Cool, we thought. The user researchers use our platform for pretty much the same reason product managers do. Let’s go with it.
Discovering adjacent market opportunities is a fun part of startup life, but it can be a tricky hand to play when you’re dealt it. In our case, our most engaged users were now not only a different persona than we anticipated, they worked in different kinds of businesses – mostly agencies and UX research firms rather than software companies. Given our limited resources, we shifted our business development focus to emphasize these companies.
Don’t Abandon the Basics
The logic of reinforcing success is appealing: Go to market, see where you get traction, and find more prospects like them. The problem for us was that when success came where we didn’t expect it, we didn’t think very hard about what made this new segment different from our initial targets. We didn’t really know how they got work done or what their pain points were. They were buying, and we just wanted to just sell, baby. I think we were a little “researched out” at that point too.

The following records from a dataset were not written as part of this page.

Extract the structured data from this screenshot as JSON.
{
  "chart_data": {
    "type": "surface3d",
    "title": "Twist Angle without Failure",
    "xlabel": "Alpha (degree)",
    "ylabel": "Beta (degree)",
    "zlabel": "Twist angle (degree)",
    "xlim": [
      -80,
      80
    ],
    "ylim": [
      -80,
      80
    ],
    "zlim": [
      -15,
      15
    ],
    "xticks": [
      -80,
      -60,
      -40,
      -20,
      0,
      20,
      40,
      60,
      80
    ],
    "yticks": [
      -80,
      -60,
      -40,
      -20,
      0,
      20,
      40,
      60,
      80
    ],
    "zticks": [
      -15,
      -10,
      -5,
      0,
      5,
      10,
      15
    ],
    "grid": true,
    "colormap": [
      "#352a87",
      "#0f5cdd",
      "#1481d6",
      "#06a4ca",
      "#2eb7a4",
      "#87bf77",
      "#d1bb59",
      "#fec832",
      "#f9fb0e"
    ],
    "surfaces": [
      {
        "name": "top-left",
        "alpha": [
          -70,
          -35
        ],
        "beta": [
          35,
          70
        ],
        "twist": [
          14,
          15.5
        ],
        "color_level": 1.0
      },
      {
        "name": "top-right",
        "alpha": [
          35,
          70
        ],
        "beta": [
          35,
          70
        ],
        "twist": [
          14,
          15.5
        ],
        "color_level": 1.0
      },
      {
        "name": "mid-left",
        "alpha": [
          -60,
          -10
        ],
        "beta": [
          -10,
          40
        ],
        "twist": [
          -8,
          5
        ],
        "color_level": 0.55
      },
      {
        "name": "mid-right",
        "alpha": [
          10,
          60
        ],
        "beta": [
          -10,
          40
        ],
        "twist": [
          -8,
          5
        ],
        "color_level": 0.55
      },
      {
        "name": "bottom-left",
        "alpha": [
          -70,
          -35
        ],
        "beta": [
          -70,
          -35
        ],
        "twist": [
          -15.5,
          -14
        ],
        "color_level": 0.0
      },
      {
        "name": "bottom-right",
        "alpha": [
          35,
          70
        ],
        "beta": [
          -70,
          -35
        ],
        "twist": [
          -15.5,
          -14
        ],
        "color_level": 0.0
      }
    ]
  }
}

It was six months before I did business reviews with these clients – spurred by my confusion after the botched sales call I mentioned. If you’ve ever forgotten someone’s name but felt you were too far along to ask them their name again, that’s what it felt like.
For the first time, we looked hard at this segment to figure out what made a prospect a good versus a bad fit for us. We asked them questions we should have asked much earlier to tease out their pain points. Also for the first time, we got input from them to better prioritize our product roadmap.
Reinforcing success isn’t just about how you allocate sales and marketing dollars; it’s about where you point all of the thinking and creativity your team can bring to bear. User discovery gives you the foundation for innovation. It’s tempting to skip that part when people are throwing business at you, because who cares? You’re making money! But you’ll get there faster if you invest in discovery upfront.
If you don’t, the odds are good that eventually you’ll get off a phone call, just like I did, wondering what the heck just happened and what else you’ve missed.